US Economic Expansion Strongest Since 2003

US Economic Expansion Strongest Since 2003US Economic Expansion Strongest Since 2003

The US economy posted its strongest growth in 11 years during the third quarter, supported by robust consumer spending and business investment.

Gross domestic product, the broadest measure of goods and services produced across the economy, grew at a seasonally adjusted annual rate of 5% in the third quarter, Business Recorder quoted the Commerce Department as saying.

That was up from the second quarter’s growth rate of 4.6% and the strongest pace since the third quarter of 2003, when GDP grew at a 6.9% pace.

The agency last month had estimated third-quarter GDP growth at 3.9%. Economists had expected a smaller upward revision, to 4.3% growth.

 Spending Up

Last week’s report showed stronger-than-expected spending by US consumers, particularly on services like health care. Fixed nonresidential investment also was revised up, signaling more spending by businesses on new buildings and research and development.

“There is a positive feedback loop going on at the moment,” Mike Jakeman, global analyst for the Economist Intelligence Unit, said in a note. “Job creation is running at the strongest rate for 15 years.

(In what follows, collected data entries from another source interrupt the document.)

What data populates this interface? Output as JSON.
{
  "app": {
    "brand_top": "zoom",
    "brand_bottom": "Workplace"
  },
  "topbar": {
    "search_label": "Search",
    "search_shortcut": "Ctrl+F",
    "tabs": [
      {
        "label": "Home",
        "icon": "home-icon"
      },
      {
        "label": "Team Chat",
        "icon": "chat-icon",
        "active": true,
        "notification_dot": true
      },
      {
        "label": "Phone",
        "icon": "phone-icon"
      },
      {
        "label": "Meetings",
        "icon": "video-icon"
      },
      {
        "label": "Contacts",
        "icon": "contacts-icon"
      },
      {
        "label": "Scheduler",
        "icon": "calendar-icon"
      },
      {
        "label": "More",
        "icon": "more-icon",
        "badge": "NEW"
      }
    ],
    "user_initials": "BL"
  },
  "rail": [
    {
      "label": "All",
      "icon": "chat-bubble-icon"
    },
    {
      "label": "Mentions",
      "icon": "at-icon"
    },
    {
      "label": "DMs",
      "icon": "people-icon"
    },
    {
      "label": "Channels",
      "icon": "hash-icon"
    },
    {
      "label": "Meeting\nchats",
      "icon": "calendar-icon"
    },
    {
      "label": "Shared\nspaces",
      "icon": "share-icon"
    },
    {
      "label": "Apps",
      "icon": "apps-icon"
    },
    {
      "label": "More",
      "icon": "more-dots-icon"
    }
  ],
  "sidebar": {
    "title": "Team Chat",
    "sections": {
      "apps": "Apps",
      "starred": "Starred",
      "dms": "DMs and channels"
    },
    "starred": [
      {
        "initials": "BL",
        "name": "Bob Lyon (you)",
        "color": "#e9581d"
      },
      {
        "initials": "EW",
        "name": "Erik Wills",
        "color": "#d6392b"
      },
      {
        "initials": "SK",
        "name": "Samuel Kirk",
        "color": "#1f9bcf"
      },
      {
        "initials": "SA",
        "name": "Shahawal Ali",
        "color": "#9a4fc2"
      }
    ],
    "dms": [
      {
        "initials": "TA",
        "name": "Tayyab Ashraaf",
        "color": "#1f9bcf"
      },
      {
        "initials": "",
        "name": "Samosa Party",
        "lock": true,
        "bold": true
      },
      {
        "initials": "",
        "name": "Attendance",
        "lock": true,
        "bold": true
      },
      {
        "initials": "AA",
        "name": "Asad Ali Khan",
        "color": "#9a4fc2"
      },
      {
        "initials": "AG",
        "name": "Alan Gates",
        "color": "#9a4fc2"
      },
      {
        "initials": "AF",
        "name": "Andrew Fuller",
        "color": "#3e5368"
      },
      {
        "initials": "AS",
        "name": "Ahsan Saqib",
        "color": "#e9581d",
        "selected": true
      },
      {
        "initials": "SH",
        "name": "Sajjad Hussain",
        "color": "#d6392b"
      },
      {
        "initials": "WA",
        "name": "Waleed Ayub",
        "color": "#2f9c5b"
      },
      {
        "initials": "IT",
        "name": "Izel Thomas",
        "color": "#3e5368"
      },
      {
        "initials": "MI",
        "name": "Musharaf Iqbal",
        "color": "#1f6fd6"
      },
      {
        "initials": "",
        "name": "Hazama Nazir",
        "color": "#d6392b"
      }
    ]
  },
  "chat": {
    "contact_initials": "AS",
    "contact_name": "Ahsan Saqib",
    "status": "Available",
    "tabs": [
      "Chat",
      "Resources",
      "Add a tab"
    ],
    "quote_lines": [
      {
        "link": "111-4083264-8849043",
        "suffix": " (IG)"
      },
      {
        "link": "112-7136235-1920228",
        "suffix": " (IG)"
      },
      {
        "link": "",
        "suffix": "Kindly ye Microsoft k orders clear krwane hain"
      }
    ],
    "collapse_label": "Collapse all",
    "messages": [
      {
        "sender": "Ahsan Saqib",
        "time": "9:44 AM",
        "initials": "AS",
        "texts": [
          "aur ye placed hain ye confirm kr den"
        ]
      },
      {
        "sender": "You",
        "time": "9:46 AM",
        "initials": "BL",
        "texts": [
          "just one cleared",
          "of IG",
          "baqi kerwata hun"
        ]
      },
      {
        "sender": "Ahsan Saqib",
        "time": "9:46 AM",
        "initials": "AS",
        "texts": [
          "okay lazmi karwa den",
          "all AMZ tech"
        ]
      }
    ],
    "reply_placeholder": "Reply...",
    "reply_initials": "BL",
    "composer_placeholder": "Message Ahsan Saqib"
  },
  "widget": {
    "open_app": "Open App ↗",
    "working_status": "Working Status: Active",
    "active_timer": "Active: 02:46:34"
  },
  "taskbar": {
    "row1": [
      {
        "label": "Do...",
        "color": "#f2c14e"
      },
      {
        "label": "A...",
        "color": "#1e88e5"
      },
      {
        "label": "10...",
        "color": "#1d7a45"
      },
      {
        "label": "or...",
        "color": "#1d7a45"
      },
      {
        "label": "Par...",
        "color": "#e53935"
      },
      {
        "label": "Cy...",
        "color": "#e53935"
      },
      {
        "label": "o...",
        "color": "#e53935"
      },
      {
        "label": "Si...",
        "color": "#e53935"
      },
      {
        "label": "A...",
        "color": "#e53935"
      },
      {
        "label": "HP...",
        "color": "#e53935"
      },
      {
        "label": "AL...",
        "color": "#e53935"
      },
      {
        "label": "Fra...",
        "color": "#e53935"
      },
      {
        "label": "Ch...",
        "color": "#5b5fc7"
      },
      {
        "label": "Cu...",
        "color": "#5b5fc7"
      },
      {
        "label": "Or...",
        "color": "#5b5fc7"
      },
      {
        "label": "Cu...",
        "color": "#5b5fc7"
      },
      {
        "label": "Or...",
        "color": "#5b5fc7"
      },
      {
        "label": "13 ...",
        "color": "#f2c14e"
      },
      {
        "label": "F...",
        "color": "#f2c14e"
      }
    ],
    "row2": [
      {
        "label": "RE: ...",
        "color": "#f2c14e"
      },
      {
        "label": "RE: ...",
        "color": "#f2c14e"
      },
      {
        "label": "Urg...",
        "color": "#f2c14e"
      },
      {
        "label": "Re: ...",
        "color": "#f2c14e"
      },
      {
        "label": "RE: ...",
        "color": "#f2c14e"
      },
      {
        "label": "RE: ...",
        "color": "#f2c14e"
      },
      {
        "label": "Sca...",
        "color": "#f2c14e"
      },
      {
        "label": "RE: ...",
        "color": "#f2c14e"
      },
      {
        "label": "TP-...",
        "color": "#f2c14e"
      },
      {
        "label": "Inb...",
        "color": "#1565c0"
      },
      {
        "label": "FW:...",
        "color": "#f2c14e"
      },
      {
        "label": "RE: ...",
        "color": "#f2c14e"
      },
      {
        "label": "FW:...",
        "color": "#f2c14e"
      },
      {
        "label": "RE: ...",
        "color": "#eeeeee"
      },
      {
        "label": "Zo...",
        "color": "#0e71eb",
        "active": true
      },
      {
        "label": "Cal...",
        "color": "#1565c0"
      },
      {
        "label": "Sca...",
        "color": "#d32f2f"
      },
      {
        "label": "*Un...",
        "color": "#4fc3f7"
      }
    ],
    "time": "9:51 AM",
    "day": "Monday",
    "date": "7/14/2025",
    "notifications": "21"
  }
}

More people in work means more income, which means more private spending, which means more business investment, which means more hiring.”

The jump in growth was less dramatic on an annual basis. Economic output in the third quarter climbed 2.7% from a year earlier, up from 2.6% growth in the second quarter.

US stocks rose sharply after the report was released Tuesday morning, with the Dow industrials topping 18,000 for the first time.

  Savings & Investment

Where most people see falling oil prices as a source of savings, others see investment opportunities. Many advisers and mutual-fund managers are buying shares of midstream energy firms, large exploration-and-production companies and energy-focused master limited partnerships.

Stocks of midstream companies – those involved in the transport and storage of oil and gas products – “have been overdone on the downside,” says Keith Goddard, chief executive of Capital Advisors in Tulsa, Okla. Prices “are attractive enough to give us a good return over three years, “ says Goddard, whose independent investment firm oversees $1.5 billion.

Treven Ayers, chief investment officer at Clearview Wealth Management in Charlotte, N.C., has also been taking advantage of the downturn, rebalancing client portfolios into the selloff. His firm, which manages $65 million, is finding opportunities in domestic and international stocks as well as energy-focused MLPs and global bonds.

Last month, the firm added to its holdings in Exxon Mobil and Chevron, the nation’s first- and second-largest energy companies, which explore for, produce and refine oil and natural gas.